Background: The proper management of emergency evacuations in large, complex public occupancy buildings is crucial to their success, and therefore critical to the life safety of occupants. Especially with the recent increase in security and terrorism evacuation incidents (for example in 2016 a suspicious canister was found at London City Airport, and a suspected bomb discovered at the Emirates Stadium), ensuring the efficacious planning of these procedures is of paramount importance – and the first step towards this is determining the procedures that are currently employed. Large, complex public occupancy buildings such as stadia and airport terminals are comprised of many operational entities, which although may have strictly defined roles during day-to-day operations, may not be aware of their responsibilities during evacuation events. For example, should members of staff in concession outlets assist in directing evacuees during such an event, or leave the building as well? This information is crucial in assessing the planning of evacuation procedures, but is hard to obtain without speaking to and analysing information from industry practitioners directly involved in the planning of these procedures.

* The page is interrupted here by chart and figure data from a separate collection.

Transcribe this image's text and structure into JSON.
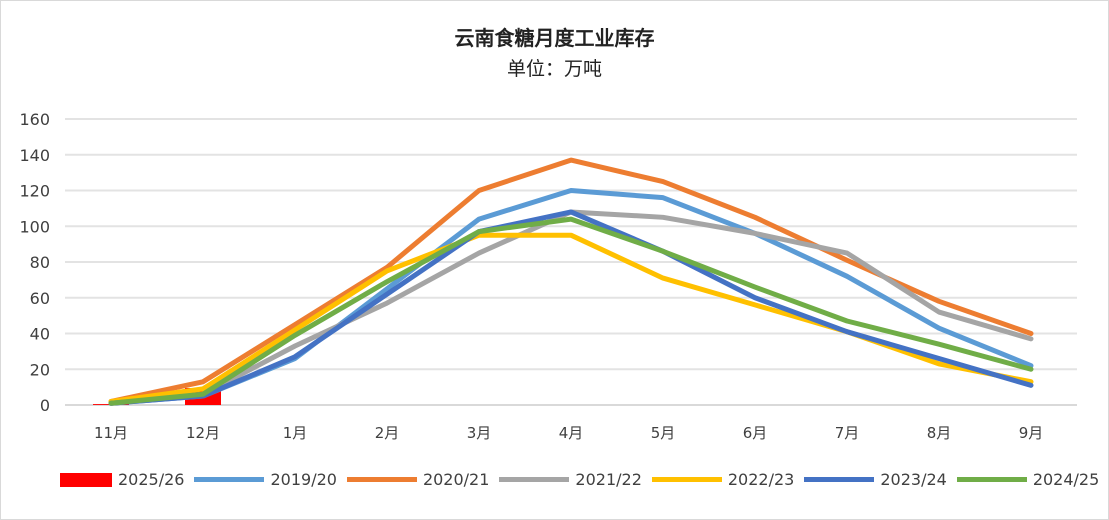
{
  "chart_data": {
    "type": "line",
    "title": "云南食糖月度工业库存",
    "subtitle": "单位：万吨",
    "categories": [
      "11月",
      "12月",
      "1月",
      "2月",
      "3月",
      "4月",
      "5月",
      "6月",
      "7月",
      "8月",
      "9月"
    ],
    "ylim": [
      0,
      160
    ],
    "yticks": [
      0,
      20,
      40,
      60,
      80,
      100,
      120,
      140,
      160
    ],
    "grid": true,
    "legend_position": "bottom",
    "bar_series": {
      "name": "2025/26",
      "color": "#ff0000",
      "values": [
        0.5,
        9.5,
        null,
        null,
        null,
        null,
        null,
        null,
        null,
        null,
        null
      ]
    },
    "series": [
      {
        "name": "2019/20",
        "color": "#5b9bd5",
        "values": [
          1,
          5,
          26,
          65,
          104,
          120,
          116,
          96,
          72,
          43,
          22
        ]
      },
      {
        "name": "2020/21",
        "color": "#ed7d31",
        "values": [
          2,
          13,
          45,
          77,
          120,
          137,
          125,
          105,
          81,
          58,
          40
        ]
      },
      {
        "name": "2021/22",
        "color": "#a5a5a5",
        "values": [
          1,
          6,
          33,
          57,
          85,
          108,
          105,
          96,
          85,
          52,
          37
        ]
      },
      {
        "name": "2022/23",
        "color": "#ffc000",
        "values": [
          2,
          9,
          42,
          75,
          95,
          95,
          71,
          56,
          41,
          23,
          13
        ]
      },
      {
        "name": "2023/24",
        "color": "#4472c4",
        "values": [
          1,
          5,
          27,
          62,
          97,
          108,
          86,
          60,
          41,
          26,
          11
        ]
      },
      {
        "name": "2024/25",
        "color": "#70ad47",
        "values": [
          1,
          6,
          39,
          69,
          97,
          104,
          86,
          66,
          47,
          34,
          20
        ]
      }
    ]
  }
}
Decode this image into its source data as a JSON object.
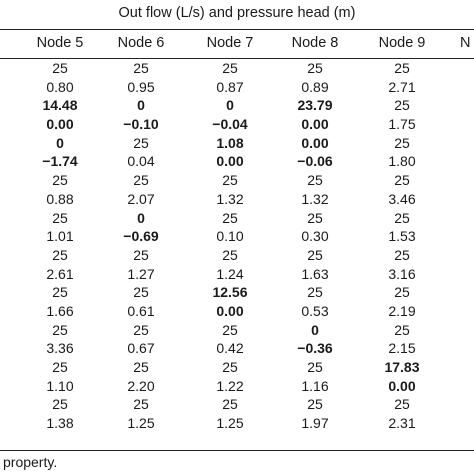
{
  "table": {
    "caption": "Out flow (L/s) and pressure head (m)",
    "headers": [
      "Node 5",
      "Node 6",
      "Node 7",
      "Node 8",
      "Node 9",
      "N"
    ],
    "rows": [
      [
        {
          "v": "25",
          "b": false
        },
        {
          "v": "25",
          "b": false
        },
        {
          "v": "25",
          "b": false
        },
        {
          "v": "25",
          "b": false
        },
        {
          "v": "25",
          "b": false
        }
      ],
      [
        {
          "v": "0.80",
          "b": false
        },
        {
          "v": "0.95",
          "b": false
        },
        {
          "v": "0.87",
          "b": false
        },
        {
          "v": "0.89",
          "b": false
        },
        {
          "v": "2.71",
          "b": false
        }
      ],
      [
        {
          "v": "14.48",
          "b": true
        },
        {
          "v": "0",
          "b": true
        },
        {
          "v": "0",
          "b": true
        },
        {
          "v": "23.79",
          "b": true
        },
        {
          "v": "25",
          "b": false
        }
      ],
      [
        {
          "v": "0.00",
          "b": true
        },
        {
          "v": "−0.10",
          "b": true
        },
        {
          "v": "−0.04",
          "b": true
        },
        {
          "v": "0.00",
          "b": true
        },
        {
          "v": "1.75",
          "b": false
        }
      ],
      [
        {
          "v": "0",
          "b": true
        },
        {
          "v": "25",
          "b": false
        },
        {
          "v": "1.08",
          "b": true
        },
        {
          "v": "0.00",
          "b": true
        },
        {
          "v": "25",
          "b": false
        }
      ],
      [
        {
          "v": "−1.74",
          "b": true
        },
        {
          "v": "0.04",
          "b": false
        },
        {
          "v": "0.00",
          "b": true
        },
        {
          "v": "−0.06",
          "b": true
        },
        {
          "v": "1.80",
          "b": false
        }
      ],
      [
        {
          "v": "25",
          "b": false
        },
        {
          "v": "25",
          "b": false
        },
        {
          "v": "25",
          "b": false
        },
        {
          "v": "25",
          "b": false
        },
        {
          "v": "25",
          "b": false
        }
      ],
      [
        {
          "v": "0.88",
          "b": false
        },
        {
          "v": "2.07",
          "b": false
        },
        {
          "v": "1.32",
          "b": false
        },
        {
          "v": "1.32",
          "b": false
        },
        {
          "v": "3.46",
          "b": false
        }
      ],
      [
        {
          "v": "25",
          "b": false
        },
        {
          "v": "0",
          "b": true
        },
        {
          "v": "25",
          "b": false
        },
        {
          "v": "25",
          "b": false
        },
        {
          "v": "25",
          "b": false
        }
      ],
      [
        {
          "v": "1.01",
          "b": false
        },
        {
          "v": "−0.69",
          "b": true
        },
        {
          "v": "0.10",
          "b": false
        },
        {
          "v": "0.30",
          "b": false
        },
        {
          "v": "1.53",
          "b": false
        }
      ],
      [
        {
          "v": "25",
          "b": false
        },
        {
          "v": "25",
          "b": false
        },
        {
          "v": "25",
          "b": false
        },
        {
          "v": "25",
          "b": false
        },
        {
          "v": "25",
          "b": false
        }
      ],
      [
        {
          "v": "2.61",
          "b": false
        },
        {
          "v": "1.27",
          "b": false
        },
        {
          "v": "1.24",
          "b": false
        },
        {
          "v": "1.63",
          "b": false
        },
        {
          "v": "3.16",
          "b": false
        }
      ],
      [
        {
          "v": "25",
          "b": false
        },
        {
          "v": "25",
          "b": false
        },
        {
          "v": "12.56",
          "b": true
        },
        {
          "v": "25",
          "b": false
        },
        {
          "v": "25",
          "b": false
        }
      ],
      [
        {
          "v": "1.66",
          "b": false
        },
        {
          "v": "0.61",
          "b": false
        },
        {
          "v": "0.00",
          "b": true
        },
        {
          "v": "0.53",
          "b": false
        },
        {
          "v": "2.19",
          "b": false
        }
      ],
      [
        {
          "v": "25",
          "b": false
        },
        {
          "v": "25",
          "b": false
        },
        {
          "v": "25",
          "b": false
        },
        {
          "v": "0",
          "b": true
        },
        {
          "v": "25",
          "b": false
        }
      ],
      [
        {
          "v": "3.36",
          "b": false
        },
        {
          "v": "0.67",
          "b": false
        },
        {
          "v": "0.42",
          "b": false
        },
        {
          "v": "−0.36",
          "b": true
        },
        {
          "v": "2.15",
          "b": false
        }
      ],
      [
        {
          "v": "25",
          "b": false
        },
        {
          "v": "25",
          "b": false
        },
        {
          "v": "25",
          "b": false
        },
        {
          "v": "25",
          "b": false
        },
        {
          "v": "17.83",
          "b": true
        }
      ],
      [
        {
          "v": "1.10",
          "b": false
        },
        {
          "v": "2.20",
          "b": false
        },
        {
          "v": "1.22",
          "b": false
        },
        {
          "v": "1.16",
          "b": false
        },
        {
          "v": "0.00",
          "b": true
        }
      ],
      [
        {
          "v": "25",
          "b": false
        },
        {
          "v": "25",
          "b": false
        },
        {
          "v": "25",
          "b": false
        },
        {
          "v": "25",
          "b": false
        },
        {
          "v": "25",
          "b": false
        }
      ],
      [
        {
          "v": "1.38",
          "b": false
        },
        {
          "v": "1.25",
          "b": false
        },
        {
          "v": "1.25",
          "b": false
        },
        {
          "v": "1.97",
          "b": false
        },
        {
          "v": "2.31",
          "b": false
        }
      ]
    ]
  },
  "footnote": "property."
}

Objectives: The aim of this research is to use a systems engineering approach to obtain a better understanding of emergency evacuation events in airports and stadia. The scope of the proposed project will encompass the investigation of the responsibilities of the different entities within airport terminal buildings and stadia during evacuation events, and the communications (and methods of such communication) that occur between them. The research will use SysML as a modelling tool to achieve this aim.

Potential industry impact: The potential application to airport emergency management is large, and this is an area of significant interest due to increased security concerns at airports worldwide, in the wake of recent marauding terrorist firearms attacks and bombing incidents. Furthermore, through collaboration with the only worldwide body of its type looking at safety at sports stadiums, the Sports Ground Safety Authority, the potential impact on safety at sports stadia worldwide is large.

Our second theme 3 successful research call applicant, Dr John Craske, will be researching coupling physics, humans and machines in holistic, resilient and automated systems for building management.

Background: Buildings account for 40% of our energy demands and are pivotal in determining our health and well-being. However, our ability to design and control their internal environments is sub-optimal from a systems perspective. In spite of advances in flow modelling and control technology, building management systems (BMSs) are relatively crude and incorporate ad hoc rules for control. Systems responsible for the control of heating, ventilation, air conditioning and lighting are rarely integrated. Typically, BMSs are not coupled with predictive models for building physics and do not adequately account for the fluctuating and evolving requirements of users.

Objectives: We will develop a software tool that allows students, researchers and practitioners to couple constituent models of an entire building system in a simple, flexible and informative manner. Our tool will provide an application programming interface to combine models of a building's climate, occupancy and management system. The tool will be adaptable to accommodate improvements and additions to the constituent models in the future.

Potential industry impact: Our tool will have the potential to (1) improve the energy efficiency and environmental conditions of buildings by providing a holistic framework for design and analysis; (2) increase productivity by automating the steps between model development and the implementation and calibration of a BMS; (3) increase the awareness and competency of practitioners and researchers in the future by providing an educational tool.